Lighting the Solar fire in the evening was more relaxed, though not entirely so, as you were expected to do it with a maximum of one match, preferably fewer. Christo’s notions of thrift did not allow for the cost of labour. So you had to find an ember buried in the ash that still might have some glow, and nurture this with the bellows until the blaze was established. If you passed Christo on your way downstairs, he would always ask how many matches you had used. And you wouldn’t put it past him to have counted them.

Outside, winter sun, reflected from all the frosted surfaces and casting long shadows, would display the permanent fabric of the garden at its best. In the summer, Dixter is such a hectically planted garden that it is easy to forget what solid bones it has. But at this time, if at no other, the architectural elements of the garden held sway. Chiefly the yew hedges and topiary specimens – but there were a number of evergreen trees that Christo had planted which come into their own in the cold weather. Not only for want of anything more colourful, but also because the cold would enhance and transmute their effect. One such was Chamaecyparis thyoides ‘Ericoides’, paired in the High Garden with Helichrysum splendidum. Perhaps the most heart-warming sight on a cold day was the Daphniphyllum macropodum on the terrace. The leaves would droop engagingly, showing off the red petioles which seemed to have deepened by a couple of shades. The effect was greatly enhanced by contrast in colour and habit with the neighbouring Trochodendron aralioides, a wonderful combination. Christo had a subtler eye than many people gave him credit for.

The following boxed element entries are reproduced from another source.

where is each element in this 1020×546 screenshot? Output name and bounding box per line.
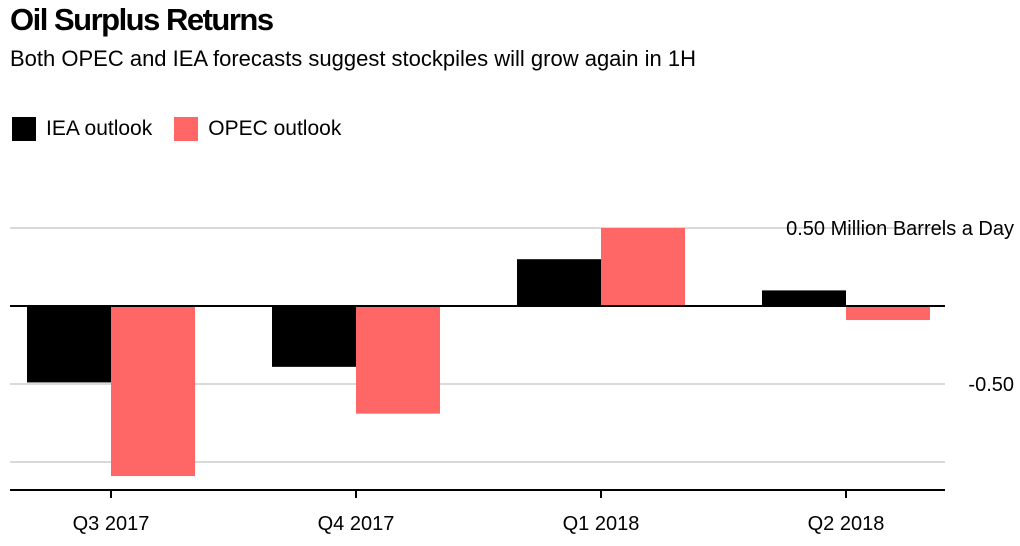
y-tick-label-1: -0.50	[968, 374, 1014, 396]
legend-swatch-iea	[12, 117, 36, 141]
legend: IEA outlook OPEC outlook	[12, 117, 363, 141]
legend-swatch-opec	[174, 117, 199, 141]
bar-opec-0	[111, 306, 195, 477]
bar-iea-0	[27, 306, 111, 383]
y-tick-label-0: 0.50 Million Barrels a Day	[786, 218, 1014, 240]
x-tick-label-3: Q2 2018	[808, 513, 885, 535]
x-tick-label-0: Q3 2017	[73, 513, 150, 535]
bar-iea-1	[272, 306, 356, 367]
bar-opec-3	[846, 306, 930, 321]
legend-label-iea: IEA outlook	[46, 117, 153, 140]
x-tick-label-1: Q4 2017	[318, 513, 395, 535]
chart-title: Oil Surplus Returns	[10, 2, 274, 37]
legend-item-iea: IEA outlook	[12, 117, 152, 141]
chart-subtitle: Both OPEC and IEA forecasts suggest stoc…	[10, 46, 697, 71]
legend-label-opec: OPEC outlook	[208, 117, 342, 140]
bar-iea-3	[762, 290, 846, 306]
bar-iea-2	[517, 259, 601, 306]
bar-opec-2	[601, 228, 685, 306]
x-tick-label-2: Q1 2018	[563, 513, 640, 535]
bar-opec-1	[356, 306, 440, 414]
legend-item-opec: OPEC outlook	[174, 117, 341, 141]
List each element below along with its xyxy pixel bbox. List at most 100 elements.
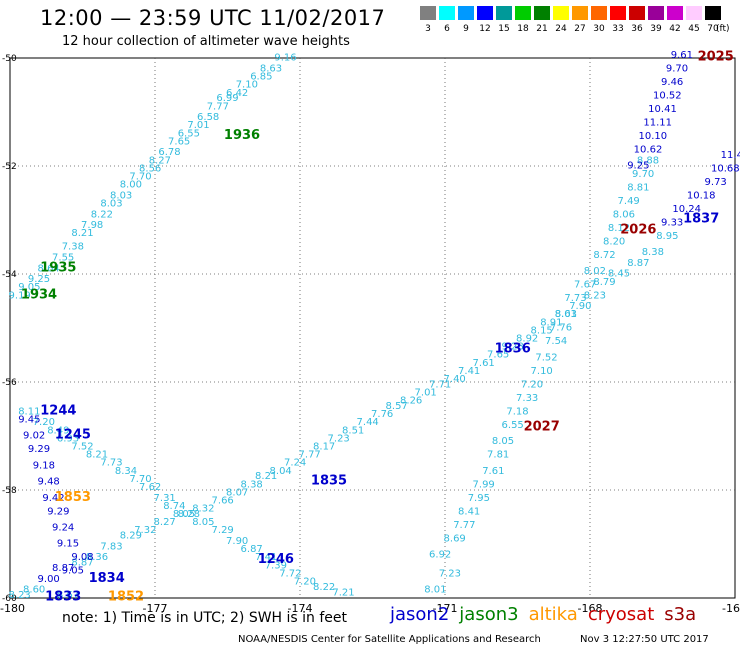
wave-height-value: 8.01	[424, 585, 446, 596]
wave-height-value: 9.73	[705, 177, 727, 188]
pass-time-label: 1853	[55, 490, 91, 505]
x-tick-label: -16	[722, 602, 740, 615]
scale-swatch	[686, 6, 702, 20]
wave-height-value: 8.79	[593, 277, 615, 288]
wave-height-value: 7.95	[468, 493, 490, 504]
scale-swatch	[648, 6, 664, 20]
wave-height-value: 6.78	[158, 147, 180, 158]
wave-height-value: 9.16	[274, 53, 296, 64]
pass-time-label: 1852	[108, 590, 144, 605]
wave-height-value: 9.05	[62, 566, 84, 577]
wave-height-value: 8.38	[241, 479, 263, 490]
scale-swatch	[439, 6, 455, 20]
pass-time-label: 1833	[45, 590, 81, 605]
wave-height-value: 8.95	[656, 231, 678, 242]
wave-height-value: 7.20	[521, 379, 543, 390]
wave-height-value: 7.23	[328, 433, 350, 444]
plot-frame	[9, 57, 736, 599]
wave-height-value: 8.87	[71, 558, 93, 569]
wave-height-value: 7.38	[62, 242, 84, 253]
wave-height-value: 8.23	[9, 590, 31, 601]
wave-height-value: 7.67	[574, 280, 596, 291]
wave-height-value: 8.51	[342, 425, 364, 436]
scale-swatch	[591, 6, 607, 20]
wave-height-value: 9.70	[632, 169, 654, 180]
wave-height-value: 9.29	[28, 444, 50, 455]
wave-height-value: 9.48	[38, 477, 60, 488]
wave-height-value: 6.92	[429, 550, 451, 561]
wave-height-value: 8.41	[458, 506, 480, 517]
wave-height-value: 7.44	[357, 417, 379, 428]
wave-height-value: 7.73	[100, 458, 122, 469]
wave-height-value: 6.58	[197, 112, 219, 123]
scale-label: 36	[631, 24, 643, 34]
satellite-label: cryosat	[587, 604, 655, 625]
wave-height-value: 8.15	[531, 325, 553, 336]
wave-height-value: 7.18	[506, 406, 528, 417]
x-tick-label: -168	[578, 602, 603, 615]
wave-height-value: 8.07	[226, 487, 248, 498]
wave-height-value: 10.10	[639, 131, 668, 142]
wave-height-value: 11.46	[721, 150, 740, 161]
wave-height-value: 6.99	[216, 93, 238, 104]
wave-height-value: 8.17	[313, 442, 335, 453]
wave-height-value: 9.00	[38, 574, 60, 585]
wave-height-value: 9.05	[18, 282, 40, 293]
wave-height-value: 8.74	[163, 501, 185, 512]
wave-height-value: 8.05	[192, 517, 214, 528]
wave-height-value: 8.92	[516, 334, 538, 345]
wave-height-value: 7.61	[482, 466, 504, 477]
scale-swatch	[420, 6, 436, 20]
wave-height-value: 8.64	[38, 263, 60, 274]
wave-height-value: 7.70	[129, 474, 151, 485]
wave-height-value: 8.04	[270, 466, 292, 477]
wave-height-value: 10.68	[711, 163, 740, 174]
scale-label: 70	[707, 24, 719, 34]
wave-height-value: 7.41	[458, 366, 480, 377]
footer-note: note: 1) Time is in UTC; 2) SWH is in fe…	[62, 610, 348, 626]
wave-height-value: 7.33	[516, 393, 538, 404]
wave-height-value: 11.11	[643, 118, 672, 129]
wave-height-value: 7.21	[332, 587, 354, 598]
wave-height-value: 7.20	[294, 577, 316, 588]
wave-height-value: 8.21	[255, 471, 277, 482]
wave-height-value: 8.69	[444, 533, 466, 544]
scale-label: 3	[425, 24, 431, 34]
scale-label: 24	[555, 24, 567, 34]
wave-height-value: 7.52	[71, 442, 93, 453]
scale-swatch	[572, 6, 588, 20]
wave-height-value: 8.60	[23, 585, 45, 596]
wave-height-value: 9.08	[71, 552, 93, 563]
scale-label: 15	[498, 24, 510, 34]
wave-height-value: 7.10	[531, 366, 553, 377]
pass-time-label: 1836	[495, 341, 531, 356]
wave-height-value: 10.24	[672, 204, 701, 215]
scale-label: 6	[444, 24, 450, 34]
pass-time-label: 1935	[40, 260, 76, 275]
wave-height-value: 7.66	[212, 496, 234, 507]
x-tick-label: -174	[288, 602, 313, 615]
wave-height-value: 8.67	[57, 590, 79, 601]
wave-height-value: 8.34	[115, 466, 137, 477]
wave-height-value: 8.26	[400, 396, 422, 407]
wave-height-value: 9.70	[666, 64, 688, 75]
wave-height-value: 8.22	[313, 582, 335, 593]
scale-label: 39	[650, 24, 662, 34]
wave-height-value: 8.49	[47, 425, 69, 436]
scale-label: 18	[517, 24, 529, 34]
scale-swatch	[515, 6, 531, 20]
pass-time-label: 1835	[311, 474, 347, 489]
scale-label: 12	[479, 24, 491, 34]
satellite-label: altika	[528, 604, 578, 625]
wave-height-value: 7.01	[187, 120, 209, 131]
wave-height-value: 7.83	[100, 541, 122, 552]
pass-time-label: 1244	[40, 403, 76, 418]
scale-label: 42	[669, 24, 681, 34]
wave-height-value: 9.19	[9, 290, 31, 301]
wave-height-value: 8.88	[637, 155, 659, 166]
chart-title: 12:00 — 23:59 UTC 11/02/2017	[40, 6, 386, 30]
wave-height-value: 8.63	[260, 64, 282, 75]
wave-height-value: 9.33	[661, 217, 683, 228]
wave-height-value: 6.87	[241, 544, 263, 555]
wave-height-value: 8.06	[613, 209, 635, 220]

Low pressure brought damp weather, but also mild air upon which you could sniff the spring. The gradual elongation of the snowdrops substantiated this notion, as did the sudden appearance of the earliest bulbous irises and the brave sporadic flowering of Iris unguicularis. To grow well in borders, snowdrops need to be located in areas that aren’t too frequently disturbed. In the root zone of deciduous shrubs for instance. If you look around your garden at snowdrop time, you will probably be surprised how many little gaps you can find. Christo and Fergus were on the hunt every year, and they would still find new places. When they planted them with herbaceous perennials, it was amongst plants that only had to be divided infrequently, ultimately achieving wide swathes of  snowdrops as an early bonus in the same space. Such areas would be tidied and blanketed with compost earlier than any others in the garden, by early December, for the little white noses would generally begin emerging around the turn of the year.

At the first whiff of this sort of weather, we would commence the ‘spring tidy’  and overhaul of the beds, in the High Garden. As Christo preferred to leave the bulk of the herbaceous material alone through the autumn, there was always a great deal to get done after the turn of the year and mild spells were gratefully seized upon. In sodden weather, we would collect our waterproofs from the boiler room, and work off boards to protect the ground –  if you could keep your feet dry and warm, nothing seemed too bad. As you cleared away the debris of a previous year’s growth, close to the ground you would find many small signs of the new year’s promise. By the end of the month, the first snowdrops would be in flower, the days appreciably longer; the procession towards spring was underway, whether you were ready for it or not.